Elena Kagan, Post lawyer
By Al Kamen
Senators on both sides of the aisle are contorting to work out their positions on the nomination of Solicitor General Elena Kagan to the Supreme Court. Former Republican Sen. Arlen Specter of Pennsylvania opposed Kagan 14 months ago when she was nominated for her current job -- the only one in government that requires a candidate to be a lawyer.
At the time, the then-Republican Specter worried, inter alia, that her "strongly held" views would impede her ability to be an effective advocate for the administration's positions. (The GOP was very concerned that the Obama administration do well at the high court.)
Having switched to save his seat from a Republican primary challenge, Specter now has to explain how someone who didn't qualify to be the administration's mouthpiece is somehow qualified to be on the court.
No problem.

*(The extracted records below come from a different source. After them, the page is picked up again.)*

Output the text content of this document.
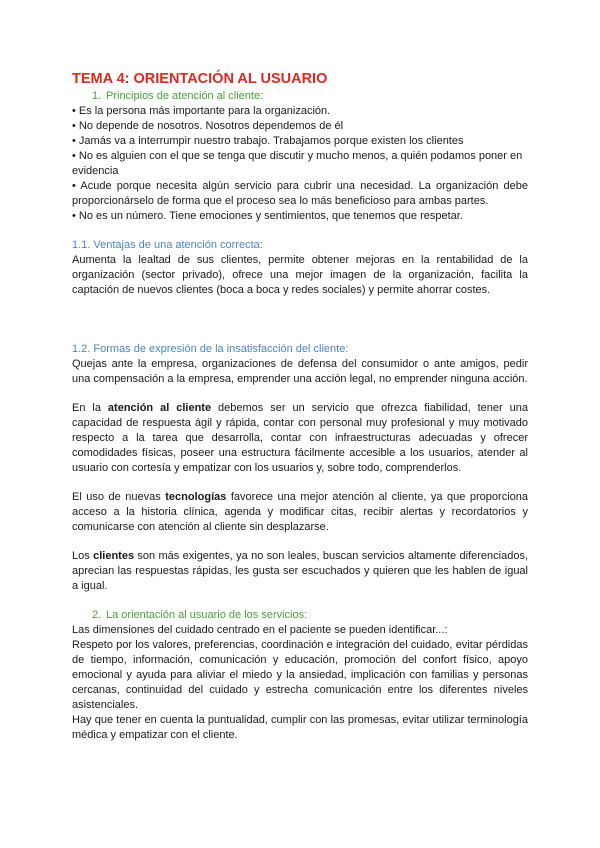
TEMA 4: ORIENTACIÓN AL USUARIO

1. Principios de atención al cliente:

• Es la persona más importante para la organización.

• No depende de nosotros. Nosotros dependemos de él

• Jamás va a interrumpir nuestro trabajo. Trabajamos porque existen los clientes

• No es alguien con el que se tenga que discutir y mucho menos, a quién podamos poner en evidencia

• Acude porque necesita algún servicio para cubrir una necesidad. La organización debe proporcionárselo de forma que el proceso sea lo más beneficioso para ambas partes.

• No es un número. Tiene emociones y sentimientos, que tenemos que respetar.

1.1. Ventajas de una atención correcta:

Aumenta la lealtad de sus clientes, permite obtener mejoras en la rentabilidad de la organización (sector privado), ofrece una mejor imagen de la organización, facilita la captación de nuevos clientes (boca a boca y redes sociales) y permite ahorrar costes.

1.2. Formas de expresión de la insatisfacción del cliente:

Quejas ante la empresa, organizaciones de defensa del consumidor o ante amigos, pedir una compensación a la empresa, emprender una acción legal, no emprender ninguna acción.

En la atención al cliente debemos ser un servicio que ofrezca fiabilidad, tener una capacidad de respuesta ágil y rápida, contar con personal muy profesional y muy motivado respecto a la tarea que desarrolla, contar con infraestructuras adecuadas y ofrecer comodidades físicas, poseer una estructura fácilmente accesible a los usuarios, atender al usuario con cortesía y empatizar con los usuarios y, sobre todo, comprenderlos.

El uso de nuevas tecnologías favorece una mejor atención al cliente, ya que proporciona acceso a la historia clínica, agenda y modificar citas, recibir alertas y recordatorios y comunicarse con atención al cliente sin desplazarse.

Los clientes son más exigentes, ya no son leales, buscan servicios altamente diferenciados, aprecian las respuestas rápidas, les gusta ser escuchados y quieren que les hablen de igual a igual.

2. La orientación al usuario de los servicios:

Las dimensiones del cuidado centrado en el paciente se pueden identificar...:

Respeto por los valores, preferencias, coordinación e integración del cuidado, evitar pérdidas de tiempo, información, comunicación y educación, promoción del confort físico, apoyo emocional y ayuda para aliviar el miedo y la ansiedad, implicación con familias y personas cercanas, continuidad del cuidado y estrecha comunicación entre los diferentes niveles asistenciales.

Hay que tener en cuenta la puntualidad, cumplir con las promesas, evitar utilizar terminología médica y empatizar con el cliente.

She "has a varied and diverse background outside the circuit court of appeals," he says, meaning she's a great pick because she has no experience as a jurist.
Then there are all those Republicans working a no-judicial-experience rap on Kagan who have to deal with having effusively praised Bush White House Counsel Harriet Miers, who somehow got nominated (just for three weeks) to the Supreme Court in 2005.
Sen. John Cornyn (R-Tex.) said Miers, who had no judicial experience and was lacking in other areas, was an excellent, even more "desirable" choice precisely because she didn't have any experience on the bench.
Fact is, Kagan is a brilliant lawyer and we at In the Loop think she's eminently qualified for the court. We know this because she worked on a couple cases for The Washington Post 20 years ago when she was at Williams & Connolly.
Seems The Post had written a series and talked about one Craig Allen Williams, who was charged in some killings after his accidental release from the D.C. Jail in October 1988. (He was eventually convicted in 1990 in two murder cases, each carrying mandatory minimum 20-to-life sentences.)
Williams maybe didn't like the media coverage. He sued The Post and its writers -- including Kagan's former Daily Princetonian colleague Bart Gellman -- and the D.C. Police department for violating his civil rights. Although memories are dim as to precisely what Kagan did in the nine months before the suit was thrown out, she clearly bested the opposing counsel.
Of course, the opposing lawyer may not have been a formidable litigator: Williams, filing his legal motions from the federal pen, was representing himself.
She also represented The Post and WRC-TV in a successful bid to compel release to the public of unredacted transcripts of audiotapes to be used in a criminal trial.